/Sales for business attire are up as people head back to the office – New York Post

Sales for business attire are up as people head back to the office – New York Post


Some Americans are finding little comfort in returning to the office — with retailers reporting a rise in the sale of dressy clothing, including pants with buttons and zippers.

As New York and other cities begin sending employees back to work amid decreasing COVID-19 cases, sales of comfy knock-around duds that people have been wearing while working from home are taking a back seat to more professional gear, according to clothing businesses.

“Dress shoes, blazers, slacks — it’s all going,” said a male employee working the men’s floor at Saks Fifth Avenue in Midtown Manhattan on Sunday.

“Some of the men I’ve been fitting for suits grumble about it, sort of jokingly, ‘I don’t want to go back to the office, I’ve gotten so comfortable in a button-down and boxers,’ ” the worker told The Post. 

“And a lot of men were surprised when they tried on their old formalwear and discovered it no longer fit.”

Saks also is peddling more formal women’s clothing — including dresses, sandals and blouses — than before the pandemic surfaced last year, the Wall Street Journal reported.

L.L. Bean, Inc., noted to the Journal that its sales of pants with zippers and buttons have recently begun outselling elastic-waistband ones, as workers toss aside their sweats to head back into the office.

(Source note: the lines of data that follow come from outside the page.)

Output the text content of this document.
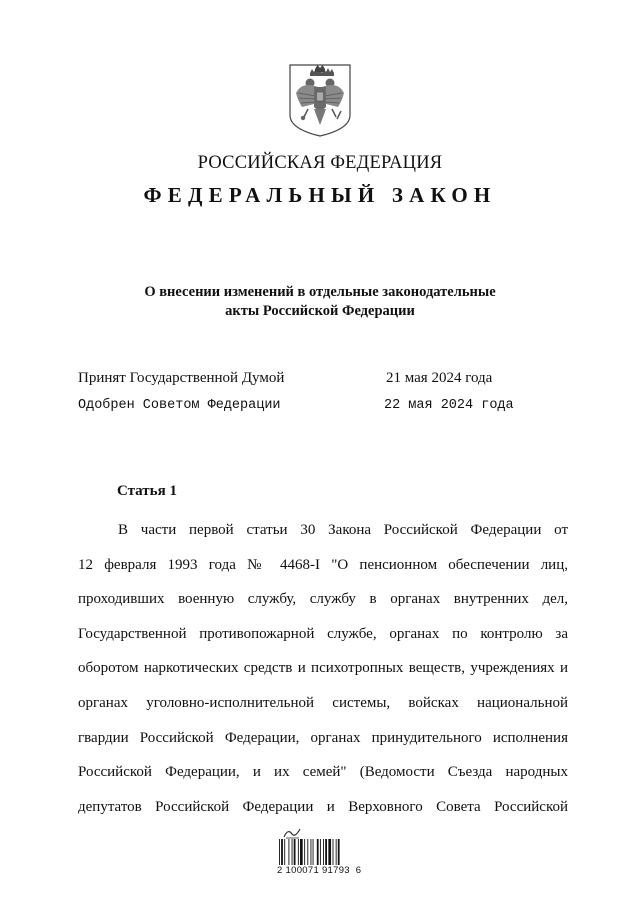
РОССИЙСКАЯ ФЕДЕРАЦИЯ
ФЕДЕРАЛЬНЫЙ ЗАКОН
О внесении изменений в отдельные законодательные
акты Российской Федерации
Принят Государственной Думой	21 мая 2024 года
Одобрен Советом Федерации	22 мая 2024 года
Статья 1
В части первой статьи 30 Закона Российской Федерации от
12 февраля 1993 года № 4468-I "О пенсионном обеспечении лиц,
проходивших военную службу, службу в органах внутренних дел,
Государственной противопожарной службе, органах по контролю за
оборотом наркотических средств и психотропных веществ, учреждениях и
органах уголовно-исполнительной системы, войсках национальной
гвардии Российской Федерации, органах принудительного исполнения
Российской Федерации, и их семей" (Ведомости Съезда народных
депутатов Российской Федерации и Верховного Совета Российской
2 100071 91793  6
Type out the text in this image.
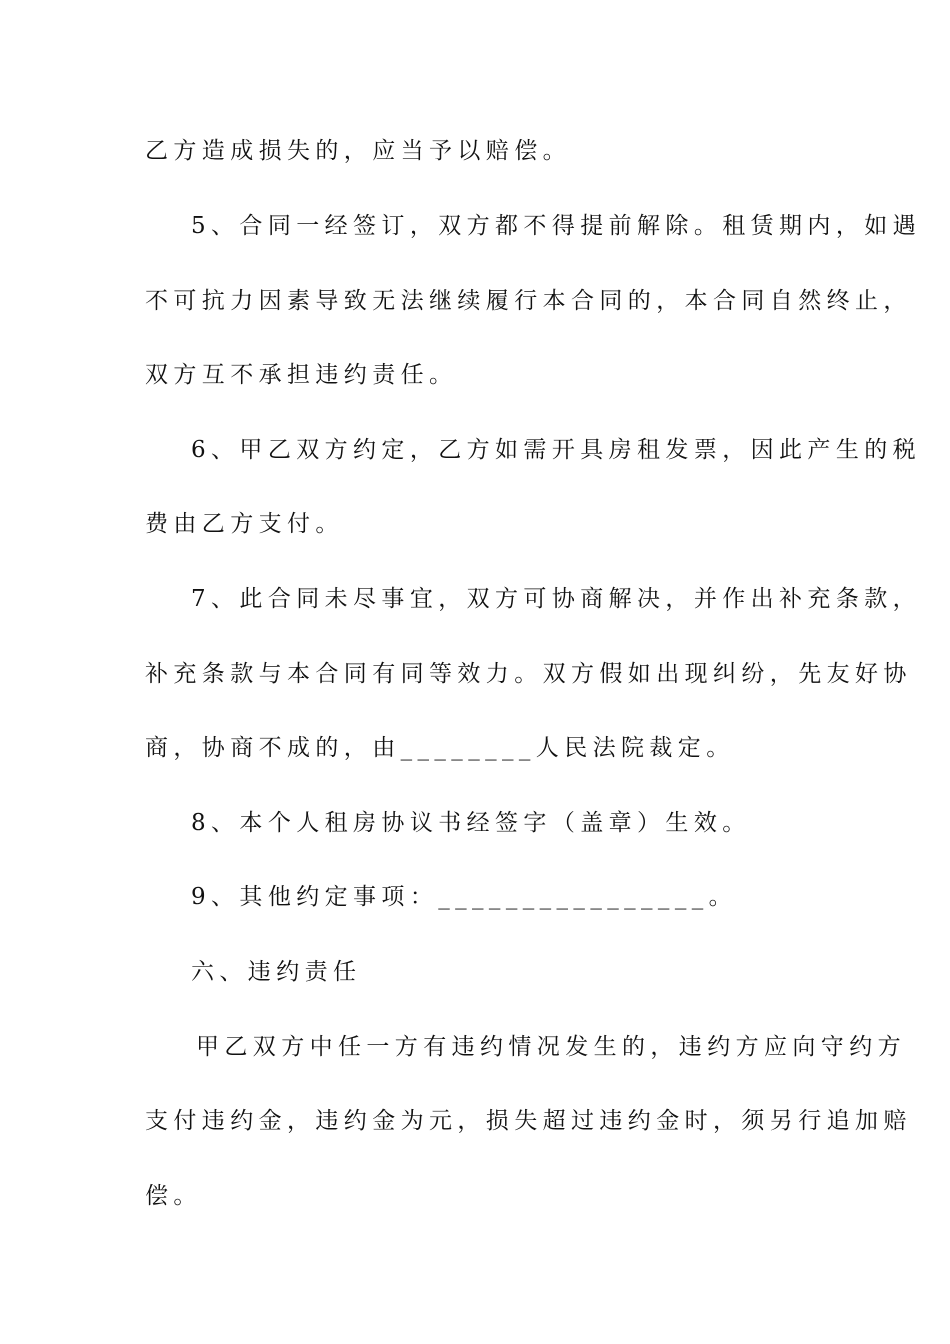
乙方造成损失的，应当予以赔偿。
5、合同一经签订，双方都不得提前解除。租赁期内，如遇
不可抗力因素导致无法继续履行本合同的，本合同自然终止，
双方互不承担违约责任。
6、甲乙双方约定，乙方如需开具房租发票，因此产生的税
费由乙方支付。
7、此合同未尽事宜，双方可协商解决，并作出补充条款，
补充条款与本合同有同等效力。双方假如出现纠纷，先友好协
商，协商不成的，由________人民法院裁定。
8、本个人租房协议书经签字（盖章）生效。
9、其他约定事项：________________。
六、违约责任
甲乙双方中任一方有违约情况发生的，违约方应向守约方
支付违约金，违约金为元，损失超过违约金时，须另行追加赔
偿。
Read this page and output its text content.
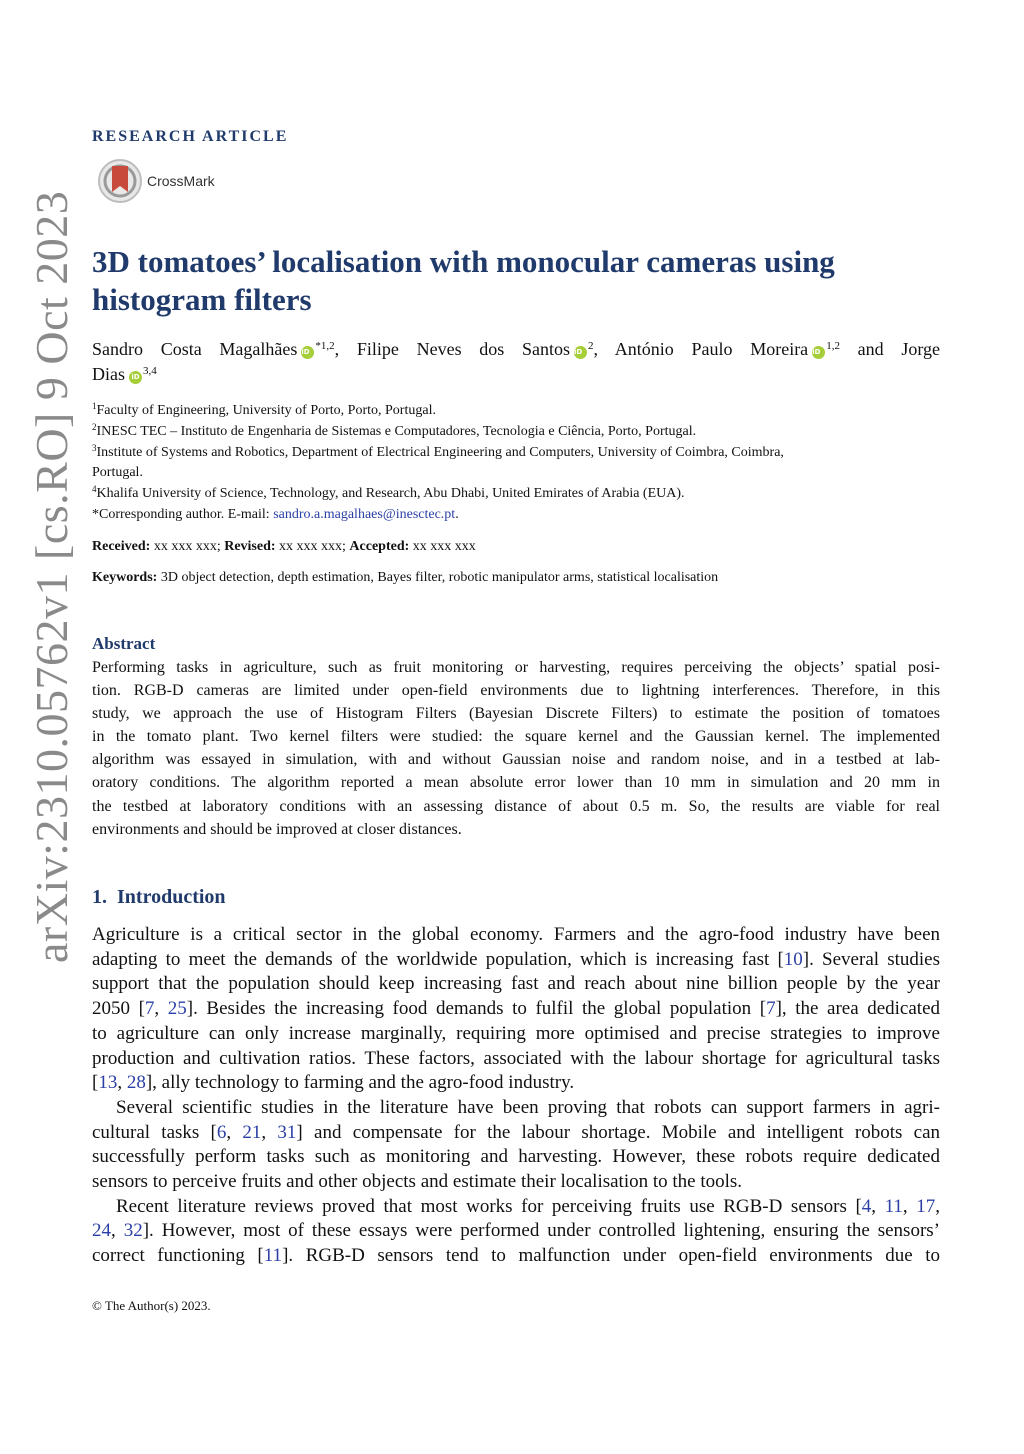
arXiv:2310.05762v1 [cs.RO] 9 Oct 2023
RESEARCH ARTICLE
CrossMark
3D tomatoes’ localisation with monocular cameras using
histogram filters
Sandro Costa Magalhães iD $^{*1,2}$, Filipe Neves dos Santos iD $^2$, António Paulo Moreira iD $^{1,2}$ and Jorge
Dias iD $^{3,4}$
$^1$Faculty of Engineering, University of Porto, Porto, Portugal.
$^2$INESC TEC – Instituto de Engenharia de Sistemas e Computadores, Tecnologia e Ciência, Porto, Portugal.
$^3$Institute of Systems and Robotics, Department of Electrical Engineering and Computers, University of Coimbra, Coimbra,
Portugal.
$^4$Khalifa University of Science, Technology, and Research, Abu Dhabi, United Emirates of Arabia (EUA).
*Corresponding author. E-mail: sandro.a.magalhaes@inesctec.pt.
Received: xx xxx xxx; Revised: xx xxx xxx; Accepted: xx xxx xxx
Keywords: 3D object detection, depth estimation, Bayes filter, robotic manipulator arms, statistical localisation
Abstract
Performing tasks in agriculture, such as fruit monitoring or harvesting, requires perceiving the objects’ spatial posi-
tion. RGB-D cameras are limited under open-field environments due to lightning interferences. Therefore, in this
study, we approach the use of Histogram Filters (Bayesian Discrete Filters) to estimate the position of tomatoes
in the tomato plant. Two kernel filters were studied: the square kernel and the Gaussian kernel. The implemented
algorithm was essayed in simulation, with and without Gaussian noise and random noise, and in a testbed at lab-
oratory conditions. The algorithm reported a mean absolute error lower than 10 mm in simulation and 20 mm in
the testbed at laboratory conditions with an assessing distance of about 0.5 m. So, the results are viable for real
environments and should be improved at closer distances.
1. Introduction
Agriculture is a critical sector in the global economy. Farmers and the agro-food industry have been
adapting to meet the demands of the worldwide population, which is increasing fast [10]. Several studies
support that the population should keep increasing fast and reach about nine billion people by the year
2050 [7, 25]. Besides the increasing food demands to fulfil the global population [7], the area dedicated
to agriculture can only increase marginally, requiring more optimised and precise strategies to improve
production and cultivation ratios. These factors, associated with the labour shortage for agricultural tasks
[13, 28], ally technology to farming and the agro-food industry.
Several scientific studies in the literature have been proving that robots can support farmers in agri-
cultural tasks [6, 21, 31] and compensate for the labour shortage. Mobile and intelligent robots can
successfully perform tasks such as monitoring and harvesting. However, these robots require dedicated
sensors to perceive fruits and other objects and estimate their localisation to the tools.
Recent literature reviews proved that most works for perceiving fruits use RGB-D sensors [4, 11, 17,
24, 32]. However, most of these essays were performed under controlled lightening, ensuring the sensors’
correct functioning [11]. RGB-D sensors tend to malfunction under open-field environments due to
© The Author(s) 2023.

A worker in the men’s department at J-Crew in Rockefeller Center in Manhattan added to The Post, “We’re definitely seeing an increase in customers wanting to look at blazers and dress shirts, which is consistent with the rise in people going back to work. 

“It’s the first time since the start of the pandemic that our inventory in that category is getting sold out in the most popular sizes,” he said. 

In the Big Apple, some 80,000 city employees will start to return to their desks Monday.

Still, the uptick in the purchase of work clothes doesn’t mean many people won’t be wearing more comfortable clothes at times, continuing the pandemic-era trend and in anticipation of potentially fewer in-person shifts, retailers said.

Big Apple shoppers appeared just happy to be back in stores Sunday.

Danielle Bergman, 22, a student from Manhattan, shopped at a local Zara’s saying she was looking for “comfy but nicer stuff” than what she’s been used to wearing. 

“It’s been a lot of lounging around wearing sweatpants, sweatshirts, loungewear, athletic wear. I’m ready to buy clothes for everyday life again,” Bergman told The Post. “It feels good to go out, see people around shopping and enjoying themselves.”

Rosario Arnas, 25, of Hamilton Heights in Manhattan had bags containing a white gym suit from Saks and a spring dress from Macy’s. She was about to step into Zara’s for an outfit for her boyfriend. The pair is set to graduate from the Manhattan School of Music, Arnas said.

“I don’t do online shopping,” she told The Post. “You need to feel the fabric, see how it looks on you. 

“When you see a picture [of clothing online], it looks perfect. But when you try it on, it’s like, ugh. … I’m so happy I can get back to shopping for real clothes again.”

Retailers said many shoppers appear to be looking to wear cross-over clothes that can serve several purposes.

“People are figuring out ways to take their casual clothes out of the house,” Macy’s chief merchandising officer, Nata Dvir, told the Journal.

For example, the company said it is seeing more people looking for slippers with the search words “indoor/outdoor.”

Levi Strauss & Co. noted that it is selling more casual “mom jeans’’ — or pants that have more give around the hips and thighs. 

“The looser fits are our fastest-growing styles,” President Jennifer Sey told the outlet.